Identification of an intact ParaHox cluster with temporal colinearity but altered spatial colinearity in the hemichordate Ptychodera flava
- Equal contributors
1 Marine Genomics Unit, Okinawa Institute of Science and Technology Graduate University, Onna, Okinawa 904-0495, Japan
2 Institute of Cellular and Organismic Biology, Academia Sinica, Nankang, Taipei 11529, Taiwan
3 Stazione Zoologica Anton Dohrn, Napoli 80121, Italy
4 Marine Biological Laboratory, Graduate School of Science, Hiroshima University, Hiroshima 722-0073, Japan
5 Pacific Biomedical Research Center, University of Hawaii, Manoa, HI 96822, USA
6 National Institute of Genetics, Yata 1111, Mishima, Shizuoka 411-8540, Japan
7 Department of Biological Sciences, Graduate Schools of Science and Engineering, Tokyo Metropolitan University, Hachiohji, Tokyo 192-0397, Japan
8 Institute of Biogeoscience, Japan Agency for Marine-Earth Science and Technology (JAMSTEC), 2-15 Natsushima-cho, Yokosuka 237-0061, Japan
BMC Evolutionary Biology 2013, 13:129 doi:10.1186/1471-2148-13-129Published: 27 June 2013
ParaHox and Hox genes are thought to have evolved from a common ancestral ProtoHox cluster or from tandem duplication prior to the divergence of cnidarians and bilaterians.
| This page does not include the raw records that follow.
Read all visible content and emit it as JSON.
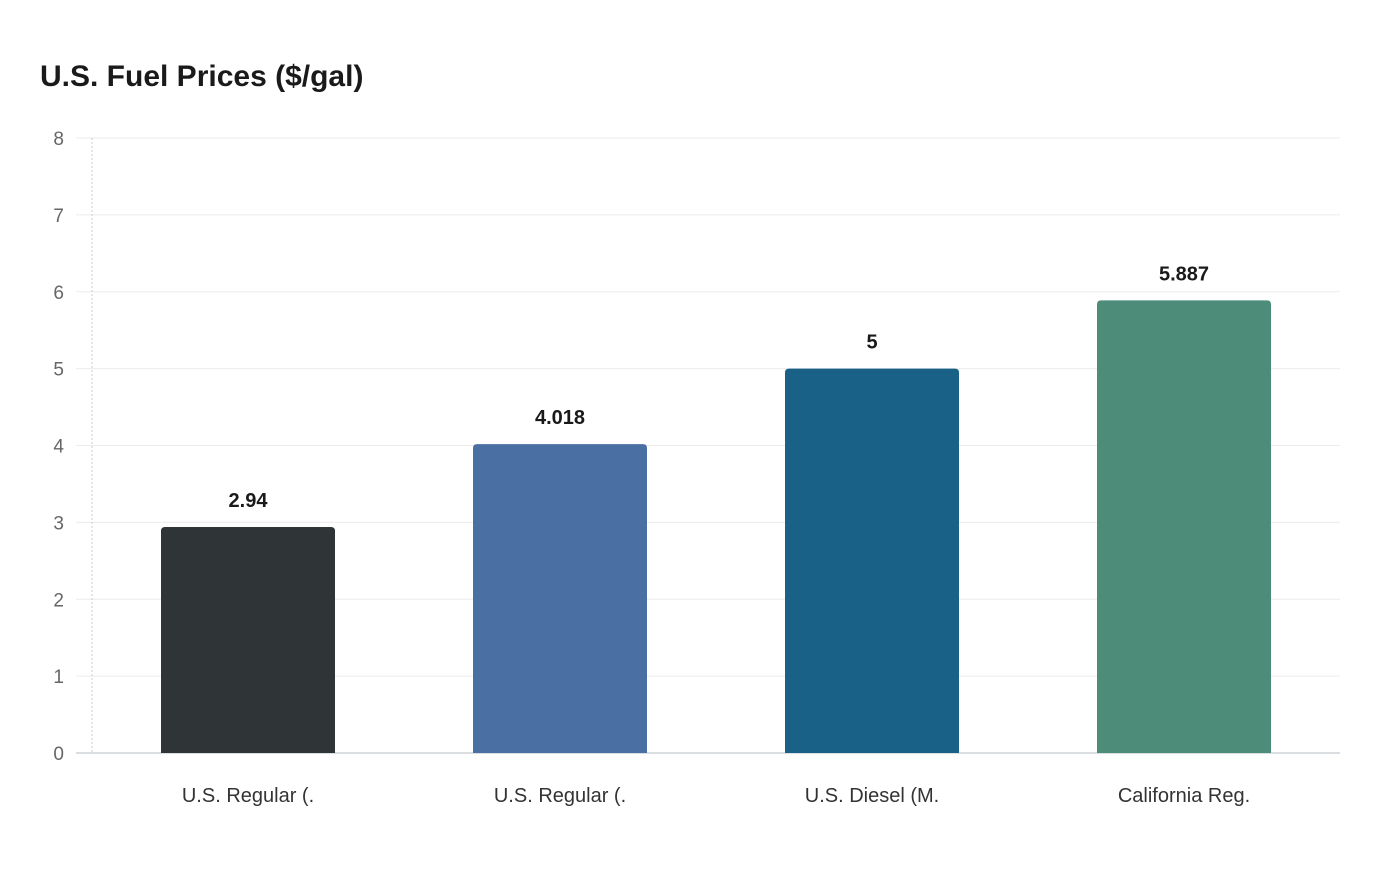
{
  "chart_data": {
    "type": "bar",
    "title": "U.S. Fuel Prices ($/gal)",
    "xlabel": "",
    "ylabel": "",
    "categories": [
      "U.S. Regular (.",
      "U.S. Regular (.",
      "U.S. Diesel (M.",
      "California Reg."
    ],
    "values": [
      2.94,
      4.018,
      5,
      5.887
    ],
    "value_labels": [
      "2.94",
      "4.018",
      "5",
      "5.887"
    ],
    "colors": [
      "#2f3437",
      "#4a6fa3",
      "#1a6187",
      "#4e8c7a"
    ],
    "ylim": [
      0,
      8
    ],
    "yticks": [
      "0",
      "1",
      "2",
      "3",
      "4",
      "5",
      "6",
      "7",
      "8"
    ],
    "grid": true,
    "legend": "none"
  }
}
Similar to Hox clusters, chordate ParaHox genes including Gsx, Xlox, and Cdx, are clustered and their expression exhibits temporal and spatial colinearity. In non-chordate animals, however, studies on the genomic organization of ParaHox genes are limited to only a few animal taxa. Hemichordates, such as the Enteropneust acorn worms, have been used to gain insights into the origins of chordate characters. In this study, we investigated the genomic organization and expression of ParaHox genes in the indirect developing hemichordate acorn worm Ptychodera flava.
We found that P. flava contains an intact ParaHox cluster with a similar arrangement to that of chordates. The temporal expression order of the P. flava ParaHox genes is the same as that of the chordate ParaHox genes. During embryogenesis, the spatial expression pattern of PfCdx in the posterior endoderm represents a conserved feature similar to the expression of its orthologs in other animals. On the other hand, PfXlox and PfGsx show a novel expression pattern in the blastopore. Nevertheless, during metamorphosis, PfXlox and PfCdx are expressed in the endoderm in a spatially staggered pattern similar to the situation in chordates.
Our study shows that P. flava ParaHox genes, despite forming an intact cluster, exhibit temporal colinearity but lose spatial colinearity during embryogenesis. During metamorphosis, partial spatial colinearity is retained in the transforming larva. These results strongly suggest that intact ParaHox gene clustering was retained in the deuterostome ancestor and is correlated with temporal colinearity.